Thanks Scott for your reminder that we are too used to resting in our comfort zone here in the Episcopal Church. I too believe we must learn to extend extreme hospitality and truely preach the Good News.
To be fair, fatalism is probably closer to the Gospel than superstitions since it can be a perverted way of confessing that Jesus is Lord and ultimately in control of what happens in the world. Yes, God’s will will prevail when God has decided that something must be, but most of the time we’re dealing with matters God doesn’t positively will any particular answer, where God permits many different answers even though some are better than others. Being good and trying to improve each day are similarly a case of being part right since we should pay attention to righteousness, but we also need to remember and confess some more modern variation on “I am a worthless slave. I’ve only done what my master required” or something to pass the credit on to God.
We often wonder why our little church in S. Georgia is not growing like we would like. We are not welcoming and we offer comfort in the place of a call to spiritual growth. Your stories of pilgrimage has reminded me that there are refugees in my own back yard. People that struggle in their own exile from family, friends, sanity and hope. So much to do. Thanks for the powerful reminder that all is possible.
Very interesting. Kenya, of course, is part of GAFCON, so they’re supposedly not in communion with us.

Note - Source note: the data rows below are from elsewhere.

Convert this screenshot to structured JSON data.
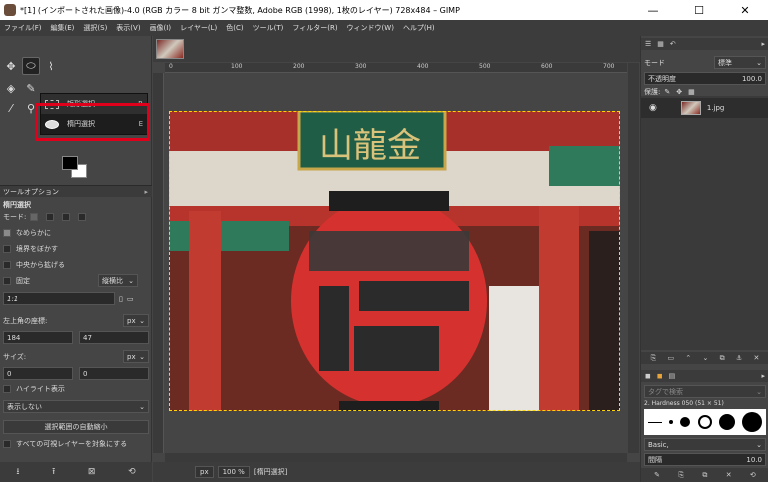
{
  "window": {
    "title": "*[1] (インポートされた画像)-4.0 (RGB カラー 8 bit ガンマ整数, Adobe RGB (1998), 1枚のレイヤー) 728x484 – GIMP",
    "minimize": "—",
    "maximize": "☐",
    "close": "✕"
  },
  "menu": [
    "ファイル(F)",
    "編集(E)",
    "選択(S)",
    "表示(V)",
    "画像(I)",
    "レイヤー(L)",
    "色(C)",
    "ツール(T)",
    "フィルター(R)",
    "ウィンドウ(W)",
    "ヘルプ(H)"
  ],
  "flyout": {
    "items": [
      {
        "label": "矩形選択",
        "key": "R"
      },
      {
        "label": "楕円選択",
        "key": "E"
      }
    ]
  },
  "tool_options": {
    "tab": "ツールオプション",
    "tool_name": "楕円選択",
    "mode_label": "モード:",
    "antialias": "なめらかに",
    "feather": "境界をぼかす",
    "expand_center": "中央から拡げる",
    "fixed": "固定",
    "fixed_combo": "縦横比",
    "ratio": "1:1",
    "position_label": "左上角の座標:",
    "pos_unit": "px",
    "pos_x": "184",
    "pos_y": "47",
    "size_label": "サイズ:",
    "size_unit": "px",
    "size_w": "0",
    "size_h": "0",
    "highlight": "ハイライト表示",
    "guides": "表示しない",
    "auto_shrink": "選択範囲の自動縮小",
    "all_layers": "すべての可視レイヤーを対象にする"
  },
  "rulers": [
    "0",
    "100",
    "200",
    "300",
    "400",
    "500",
    "600",
    "700"
  ],
  "status": {
    "unit": "px",
    "zoom": "100 %",
    "message": "[楕円選択]"
  },
  "layers": {
    "mode_label": "モード",
    "mode_value": "標準",
    "opacity_label": "不透明度",
    "opacity_value": "100.0",
    "lock_label": "保護:",
    "layer_name": "1.jpg"
  },
  "brushes": {
    "tag_placeholder": "タグで検索",
    "brush_name": "2. Hardness 050 (51 × 51)",
    "preset": "Basic,",
    "spacing_label": "間隔",
    "spacing_value": "10.0"
  },
  "photo": {
    "sign_text": "山龍金"
  }
}
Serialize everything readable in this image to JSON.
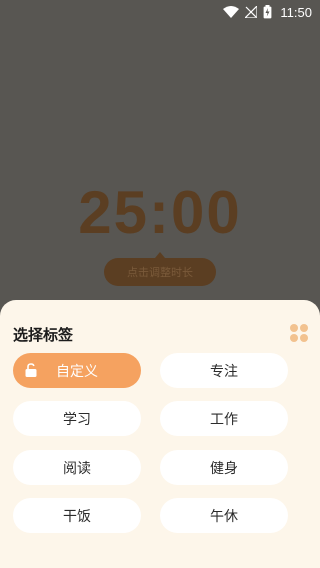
{
  "status_bar": {
    "time": "11:50",
    "icons": [
      "wifi-icon",
      "signal-off-icon",
      "battery-charging-icon"
    ]
  },
  "timer": {
    "display": "25:00",
    "adjust_hint": "点击调整时长"
  },
  "tag_sheet": {
    "title": "选择标签",
    "menu_icon": "grid-dots-icon",
    "selected": "自定义",
    "tags": [
      {
        "label": "自定义",
        "icon": "unlock-icon",
        "active": true
      },
      {
        "label": "专注",
        "active": false
      },
      {
        "label": "学习",
        "active": false
      },
      {
        "label": "工作",
        "active": false
      },
      {
        "label": "阅读",
        "active": false
      },
      {
        "label": "健身",
        "active": false
      },
      {
        "label": "干饭",
        "active": false
      },
      {
        "label": "午休",
        "active": false
      }
    ]
  },
  "colors": {
    "overlay": "#585652",
    "sheet_bg": "#fdf6ea",
    "accent": "#f5a260",
    "timer_text": "#5b3e22"
  }
}
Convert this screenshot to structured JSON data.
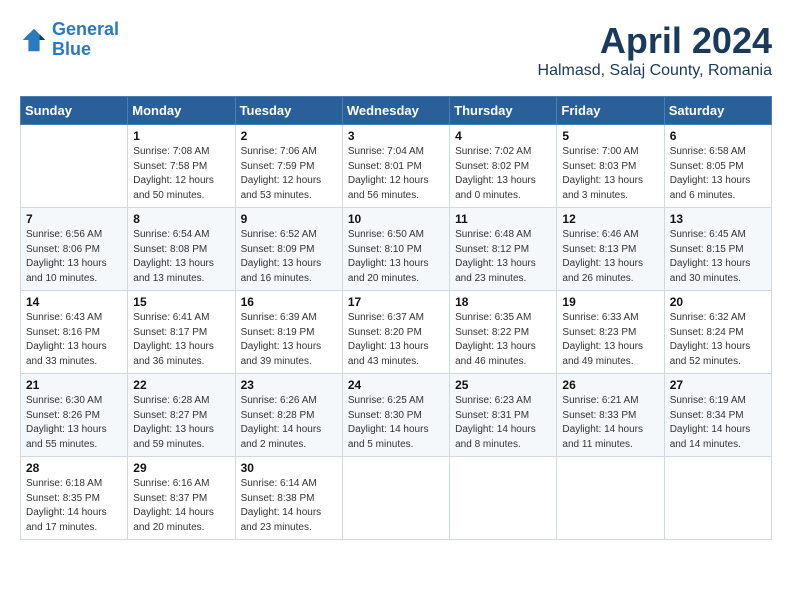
{
  "header": {
    "logo_line1": "General",
    "logo_line2": "Blue",
    "month": "April 2024",
    "location": "Halmasd, Salaj County, Romania"
  },
  "weekdays": [
    "Sunday",
    "Monday",
    "Tuesday",
    "Wednesday",
    "Thursday",
    "Friday",
    "Saturday"
  ],
  "weeks": [
    [
      {
        "day": "",
        "info": ""
      },
      {
        "day": "1",
        "info": "Sunrise: 7:08 AM\nSunset: 7:58 PM\nDaylight: 12 hours\nand 50 minutes."
      },
      {
        "day": "2",
        "info": "Sunrise: 7:06 AM\nSunset: 7:59 PM\nDaylight: 12 hours\nand 53 minutes."
      },
      {
        "day": "3",
        "info": "Sunrise: 7:04 AM\nSunset: 8:01 PM\nDaylight: 12 hours\nand 56 minutes."
      },
      {
        "day": "4",
        "info": "Sunrise: 7:02 AM\nSunset: 8:02 PM\nDaylight: 13 hours\nand 0 minutes."
      },
      {
        "day": "5",
        "info": "Sunrise: 7:00 AM\nSunset: 8:03 PM\nDaylight: 13 hours\nand 3 minutes."
      },
      {
        "day": "6",
        "info": "Sunrise: 6:58 AM\nSunset: 8:05 PM\nDaylight: 13 hours\nand 6 minutes."
      }
    ],
    [
      {
        "day": "7",
        "info": "Sunrise: 6:56 AM\nSunset: 8:06 PM\nDaylight: 13 hours\nand 10 minutes."
      },
      {
        "day": "8",
        "info": "Sunrise: 6:54 AM\nSunset: 8:08 PM\nDaylight: 13 hours\nand 13 minutes."
      },
      {
        "day": "9",
        "info": "Sunrise: 6:52 AM\nSunset: 8:09 PM\nDaylight: 13 hours\nand 16 minutes."
      },
      {
        "day": "10",
        "info": "Sunrise: 6:50 AM\nSunset: 8:10 PM\nDaylight: 13 hours\nand 20 minutes."
      },
      {
        "day": "11",
        "info": "Sunrise: 6:48 AM\nSunset: 8:12 PM\nDaylight: 13 hours\nand 23 minutes."
      },
      {
        "day": "12",
        "info": "Sunrise: 6:46 AM\nSunset: 8:13 PM\nDaylight: 13 hours\nand 26 minutes."
      },
      {
        "day": "13",
        "info": "Sunrise: 6:45 AM\nSunset: 8:15 PM\nDaylight: 13 hours\nand 30 minutes."
      }
    ],
    [
      {
        "day": "14",
        "info": "Sunrise: 6:43 AM\nSunset: 8:16 PM\nDaylight: 13 hours\nand 33 minutes."
      },
      {
        "day": "15",
        "info": "Sunrise: 6:41 AM\nSunset: 8:17 PM\nDaylight: 13 hours\nand 36 minutes."
      },
      {
        "day": "16",
        "info": "Sunrise: 6:39 AM\nSunset: 8:19 PM\nDaylight: 13 hours\nand 39 minutes."
      },
      {
        "day": "17",
        "info": "Sunrise: 6:37 AM\nSunset: 8:20 PM\nDaylight: 13 hours\nand 43 minutes."
      },
      {
        "day": "18",
        "info": "Sunrise: 6:35 AM\nSunset: 8:22 PM\nDaylight: 13 hours\nand 46 minutes."
      },
      {
        "day": "19",
        "info": "Sunrise: 6:33 AM\nSunset: 8:23 PM\nDaylight: 13 hours\nand 49 minutes."
      },
      {
        "day": "20",
        "info": "Sunrise: 6:32 AM\nSunset: 8:24 PM\nDaylight: 13 hours\nand 52 minutes."
      }
    ],
    [
      {
        "day": "21",
        "info": "Sunrise: 6:30 AM\nSunset: 8:26 PM\nDaylight: 13 hours\nand 55 minutes."
      },
      {
        "day": "22",
        "info": "Sunrise: 6:28 AM\nSunset: 8:27 PM\nDaylight: 13 hours\nand 59 minutes."
      },
      {
        "day": "23",
        "info": "Sunrise: 6:26 AM\nSunset: 8:28 PM\nDaylight: 14 hours\nand 2 minutes."
      },
      {
        "day": "24",
        "info": "Sunrise: 6:25 AM\nSunset: 8:30 PM\nDaylight: 14 hours\nand 5 minutes."
      },
      {
        "day": "25",
        "info": "Sunrise: 6:23 AM\nSunset: 8:31 PM\nDaylight: 14 hours\nand 8 minutes."
      },
      {
        "day": "26",
        "info": "Sunrise: 6:21 AM\nSunset: 8:33 PM\nDaylight: 14 hours\nand 11 minutes."
      },
      {
        "day": "27",
        "info": "Sunrise: 6:19 AM\nSunset: 8:34 PM\nDaylight: 14 hours\nand 14 minutes."
      }
    ],
    [
      {
        "day": "28",
        "info": "Sunrise: 6:18 AM\nSunset: 8:35 PM\nDaylight: 14 hours\nand 17 minutes."
      },
      {
        "day": "29",
        "info": "Sunrise: 6:16 AM\nSunset: 8:37 PM\nDaylight: 14 hours\nand 20 minutes."
      },
      {
        "day": "30",
        "info": "Sunrise: 6:14 AM\nSunset: 8:38 PM\nDaylight: 14 hours\nand 23 minutes."
      },
      {
        "day": "",
        "info": ""
      },
      {
        "day": "",
        "info": ""
      },
      {
        "day": "",
        "info": ""
      },
      {
        "day": "",
        "info": ""
      }
    ]
  ]
}
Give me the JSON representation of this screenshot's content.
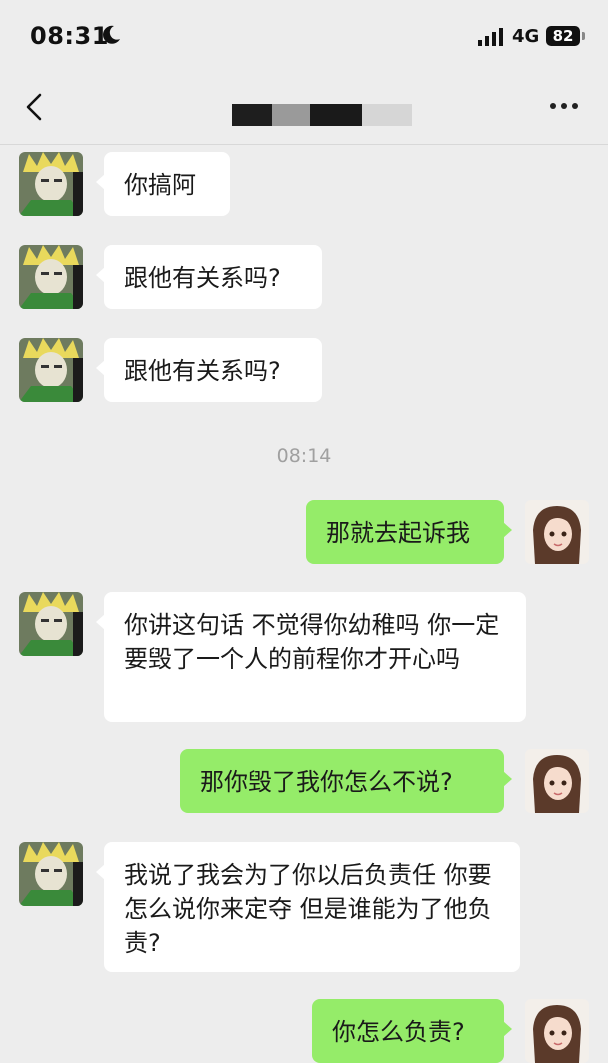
{
  "status_bar": {
    "time": "08:31",
    "network": "4G",
    "battery": "82"
  },
  "nav": {
    "back_icon": "chevron-left-icon",
    "title": "",
    "more_icon": "more-horizontal-icon"
  },
  "messages": [
    {
      "side": "left",
      "text": "你搞阿"
    },
    {
      "side": "left",
      "text": "跟他有关系吗?"
    },
    {
      "side": "left",
      "text": "跟他有关系吗?"
    },
    {
      "side": "right",
      "text": "那就去起诉我"
    },
    {
      "side": "left",
      "text": "你讲这句话 不觉得你幼稚吗 你一定要毁了一个人的前程你才开心吗"
    },
    {
      "side": "right",
      "text": "那你毁了我你怎么不说?"
    },
    {
      "side": "left",
      "text": "我说了我会为了你以后负责任 你要怎么说你来定夺 但是谁能为了他负责?"
    },
    {
      "side": "right",
      "text": "你怎么负责?"
    }
  ],
  "timestamp": "08:14",
  "colors": {
    "background": "#ededed",
    "bubble_self": "#95ec69",
    "bubble_other": "#ffffff"
  }
}
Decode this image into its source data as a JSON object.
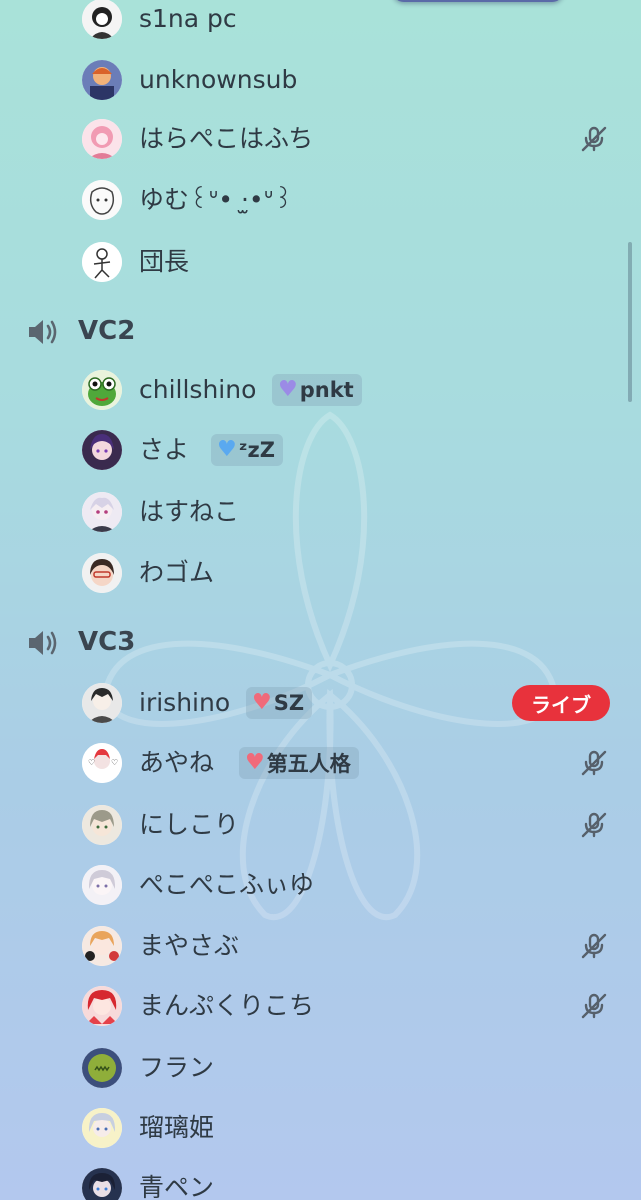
{
  "voice_section_top": {
    "members": [
      {
        "name": "s1na pc",
        "muted": false
      },
      {
        "name": "unknownsub",
        "muted": false
      },
      {
        "name": "はらぺこはふち",
        "muted": true
      },
      {
        "name": "ゆむ꒰ᐡ• ·̫•ᐡ꒱",
        "muted": false
      },
      {
        "name": "団長",
        "muted": false
      }
    ]
  },
  "channels": [
    {
      "name": "VC2",
      "members": [
        {
          "name": "chillshino",
          "badge": "pnkt",
          "badge_heart_color": "#9b8be6"
        },
        {
          "name": "さよ",
          "badge": "ᶻzZ",
          "badge_heart_color": "#5aa9f0"
        },
        {
          "name": "はすねこ"
        },
        {
          "name": "わゴム"
        }
      ]
    },
    {
      "name": "VC3",
      "members": [
        {
          "name": "irishino",
          "badge": "SZ",
          "badge_heart_color": "#f06a7a",
          "live_label": "ライブ"
        },
        {
          "name": "あやね",
          "badge": "第五人格",
          "badge_heart_color": "#f06a7a",
          "muted": true
        },
        {
          "name": "にしこり",
          "muted": true
        },
        {
          "name": "ぺこぺこふぃゆ"
        },
        {
          "name": "まやさぶ",
          "muted": true
        },
        {
          "name": "まんぷくりこち",
          "muted": true
        },
        {
          "name": "フラン"
        },
        {
          "name": "瑠璃姫"
        },
        {
          "name": "青ペン"
        }
      ]
    }
  ],
  "colors": {
    "live": "#e8323c",
    "text": "#2f3a44"
  },
  "icons": {
    "channel": "speaker-icon",
    "mute": "mic-off-icon"
  }
}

I’m very glad that you were nevertheless not only welcome to participate in worship but also welcomed into a priest’s home as a colleague and guest afterwords. Yes, we do need more challenging preaching, including preaching that engages with difficult parts of the Bible, in TEC. Do you know what lectionary the Anglican Church of Kenya uses, so that they ended up with this particular passage on a Sunday? The 1662 BCP’s modified lecto continua for the Daily Office and the short Epistles and Gospels for the Eucharist? They do have a modern language rite for the Eucharist, I’ve seen it used in PECUSA.